While the calculation seems simple, it is open to question. Initially, the $300,000 loss must be reduced to present value. That concept recognizes that the victim will not receive an award of damages spread out over the next 30 years. The jury will award a lump sum of money. The “present value” of future damages is the amount that must be invested today to equal a $300,000 payment spread out over 30 years. An economist can make that calculation after estimating investment returns and the impact of inflation.
Other questions cast more uncertainty on the total damages that should be awarded for future wage loss. Is a roofer likely to retire at an earlier age than a construction laborer? A labor economist might testify that roofing is more dangerous — and more likely to lead to early retirement — than work as a general laborer. Maybe the victim’s loss of hourly income will be partially offset by the victim’s ability to work longer for a lower wage.
The victim might also become dissatisfied with a laborer’s wages and might learn new skills. The victim might eventually transition from employment as a laborer to employment as a carpenter, a job that pays as much as the victim earned as a roofer. Or the victim might be promoted to the position of construction foreman and earn more than the victim made as a roofer.
Nobody has a crystal ball that accurately predicts the future. The reality is that nobody can say for sure how much income the roofer will lose. Yet the law in most states classifies the loss of future income as “special damages” and requires that they be proved with “reasonable certainty.” That standard makes it difficult to prove future wage loss in most cases.
In some cases, predicting future wage loss is nearly impossible. A 20-year-old in her second year of college who hasn’t chosen a major and whose only work history is selling ice cream during the summer might choose among any number of occupations that pay a wide range of incomes. She might change jobs three or four times before settling into a career. If the student is totally disabled in an accident, predicting the career the student would have pursued and her corresponding wage loss is often inconsistent with a standard that requires proof to a reasonable certainty.
Projecting Lost Earning Capacity
In recent decades, most states — including Florida — have recognized that victims will probably receive inadequate compensation for future wage loss if they are required to prove their lost wages. Most courts now recognize that accident victims should instead recover the value of their lost earning capacity.

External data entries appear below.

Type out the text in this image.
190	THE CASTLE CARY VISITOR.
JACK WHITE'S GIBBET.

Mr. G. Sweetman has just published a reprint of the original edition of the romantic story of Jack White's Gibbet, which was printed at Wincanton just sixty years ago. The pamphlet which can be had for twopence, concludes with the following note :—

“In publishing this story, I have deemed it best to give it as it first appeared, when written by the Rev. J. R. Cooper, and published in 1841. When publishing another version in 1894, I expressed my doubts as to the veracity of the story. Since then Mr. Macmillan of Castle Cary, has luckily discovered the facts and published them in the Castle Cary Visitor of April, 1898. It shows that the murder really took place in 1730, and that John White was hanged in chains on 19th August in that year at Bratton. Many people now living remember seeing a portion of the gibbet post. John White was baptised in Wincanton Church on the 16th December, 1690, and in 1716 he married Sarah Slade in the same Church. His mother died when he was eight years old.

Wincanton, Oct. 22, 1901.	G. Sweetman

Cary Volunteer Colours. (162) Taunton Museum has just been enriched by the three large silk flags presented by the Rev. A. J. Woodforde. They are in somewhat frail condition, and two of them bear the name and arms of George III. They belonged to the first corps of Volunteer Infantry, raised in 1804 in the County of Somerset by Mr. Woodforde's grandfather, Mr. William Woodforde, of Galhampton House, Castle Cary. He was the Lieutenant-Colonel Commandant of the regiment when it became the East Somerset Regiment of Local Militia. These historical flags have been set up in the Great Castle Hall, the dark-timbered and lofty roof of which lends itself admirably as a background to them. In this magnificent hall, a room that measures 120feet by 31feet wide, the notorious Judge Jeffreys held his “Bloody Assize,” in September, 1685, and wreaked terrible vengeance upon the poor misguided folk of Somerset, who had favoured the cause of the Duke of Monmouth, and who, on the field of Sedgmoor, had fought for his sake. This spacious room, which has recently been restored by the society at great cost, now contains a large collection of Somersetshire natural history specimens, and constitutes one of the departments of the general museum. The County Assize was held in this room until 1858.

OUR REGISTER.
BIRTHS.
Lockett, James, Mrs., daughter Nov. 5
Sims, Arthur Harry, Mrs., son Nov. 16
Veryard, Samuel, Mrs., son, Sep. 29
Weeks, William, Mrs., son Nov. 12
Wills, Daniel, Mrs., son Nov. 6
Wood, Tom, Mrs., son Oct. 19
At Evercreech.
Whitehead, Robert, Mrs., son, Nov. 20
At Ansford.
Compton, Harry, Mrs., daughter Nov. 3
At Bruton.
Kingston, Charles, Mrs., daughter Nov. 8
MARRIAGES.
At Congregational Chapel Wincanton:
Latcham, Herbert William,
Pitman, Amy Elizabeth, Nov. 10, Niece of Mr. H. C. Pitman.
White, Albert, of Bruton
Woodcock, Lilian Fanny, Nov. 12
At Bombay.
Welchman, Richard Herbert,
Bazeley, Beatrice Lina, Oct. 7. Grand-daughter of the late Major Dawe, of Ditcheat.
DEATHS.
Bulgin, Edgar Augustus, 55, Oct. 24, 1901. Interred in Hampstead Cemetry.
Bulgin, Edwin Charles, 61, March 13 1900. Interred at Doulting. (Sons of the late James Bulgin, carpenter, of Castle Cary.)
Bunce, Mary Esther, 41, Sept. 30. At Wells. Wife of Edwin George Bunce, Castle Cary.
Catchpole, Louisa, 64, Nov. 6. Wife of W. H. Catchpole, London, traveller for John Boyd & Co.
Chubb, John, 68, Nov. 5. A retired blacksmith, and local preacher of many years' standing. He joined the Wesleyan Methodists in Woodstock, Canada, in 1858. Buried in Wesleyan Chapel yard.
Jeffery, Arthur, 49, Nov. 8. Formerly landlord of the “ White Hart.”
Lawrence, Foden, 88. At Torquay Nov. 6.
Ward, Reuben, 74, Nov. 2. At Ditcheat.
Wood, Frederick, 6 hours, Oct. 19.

Lost earning capacity focuses on potential earnings rather than actual earnings. Courts characterize lost earning capacity as “general damages” rather than “special damages.” General damages do not need to be proved to a reasonable certainty. General damages can be inferred from the nature of the injury. While a jury must base general damages on the evidence, the jury is not required to calculate the damages with precision.
When the evidence suggests that an injury will impair an accident victim’s ability to work, lawyers often retain vocational experts to explain the victim’s loss of earning capacity to the jury. Vocational experts evaluate the victim’s work history, examine the medical records and the result of functional capacity assessments, and determine whether the physical or mental limitations that resulted from the accident will prevent the victim from engaging in former employment.
Vocational experts also determine what kind of work the victim can perform in light of the limitations revealed by medical records. Vocational experts use standard references that describe the physical abilities required to perform various occupations. They use the victim’s educational records, training, and work history to decide what kind of work the victim is qualified to perform. Based on that information, a vocational expert can determine a range of jobs that the victim might be able to find and the incomes the victim might be expected to earn.
Based on that analysis, an economist can compare the loss of potential future earnings to the income the employee would have earned in the occupation the victim was pursuing at the time of the accident. By projecting the loss over the course of the victim’s worklife and discounting it to present value, the economist can suggest a value or a range of values that reflect loss of future earnings.
When a victim with no work history is injured, a vocational expert will survey the labor market and determine the kinds of jobs the injury victim will be capable of performing. Based on the victim’s goals, intellectual ability, and educational plans, a vocational expert can project the range of future employment options that are realistic in light of the victim’s injuries. An economist will then use that information to suggest a range of damages that can be assessed for loss of future earnings.